Tanzania was formed from the 1964 merging of the mainland Tanganyika and the Indian Ocean island of Zanzibar and is on the East African coast between Kenya and Mozambique. Although it is one of the poorest countries in the world, it has managed to stay relatively clear of internal conflicts in comparison to many other African nations.
In 1962 Tanzania’s first president, Julius Nyerere, questioned the value of Western democracy in Africa and published Ujamaa (Familyhood): The Basis of African Socialism, an essay which highlighted the need for African growth to be based on mutual assistance and economic and political equality. A few years later he issued the ‘Arusha Declaration’ which nationalised factories, plantations, banks and private companies and created cooperative farm villages - instigating self-reliance throughout the country. Due to inefficiency, corruption and resistance, however, Nyerere’s programme did not work and he resigned in 1985. His successors dismantled government control of the economy.
Relying heavily on tourism, visitors are attracted to the country to experience Mt. Kilimanjaro, Africa’s highest mountain, the Serengeti and the many national parks. Known for archaeologist Mary Leakey’s discovery of Australopithecines, it is also one of the oldest inhabited areas on Earth. While 95% of the population is Bantu, consisting of more than 130 tribes; there is also a small mix of Asian, European and Arab settlers. Most Tanzanians learn the language of their tribe first, then Swahili and English.

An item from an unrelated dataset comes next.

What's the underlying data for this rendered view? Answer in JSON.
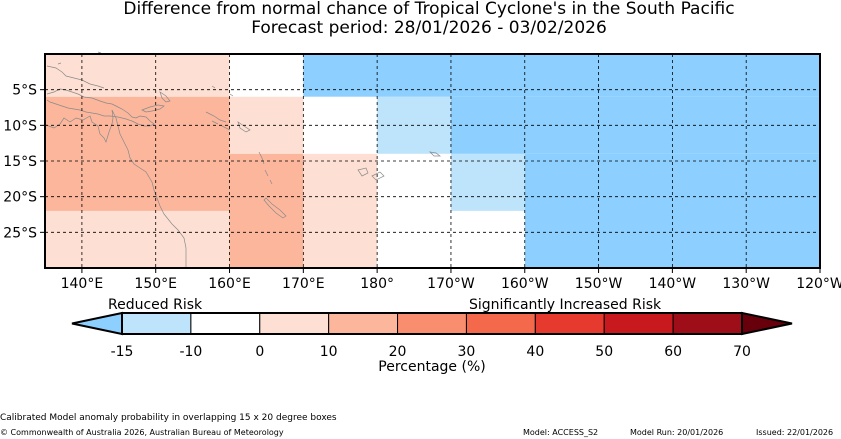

Tanzania’s culture hosts a variety of unique art, music and literature. The music here ranges from traditional African music, taarb (a string-based instrument), hip-hop, rumba and jazz. The art here is most commonly found in two styles, Tingatinga (popular enamel paintings with animal motifs) and Makonde (modern sculpture). Some popular books related to Tanzania are Paradise by Zanzibari-born Abdulrazak Gurnah’s, An Ice Cream War by William Boyd, Aldan Hartley’s The Zanzibar Chest, Sara Wheeler’s Too Close to the Sun and some well-known writers for the country are Godfrey Mwakikagile, Mohamed Said, George Monblot and Giles Foden.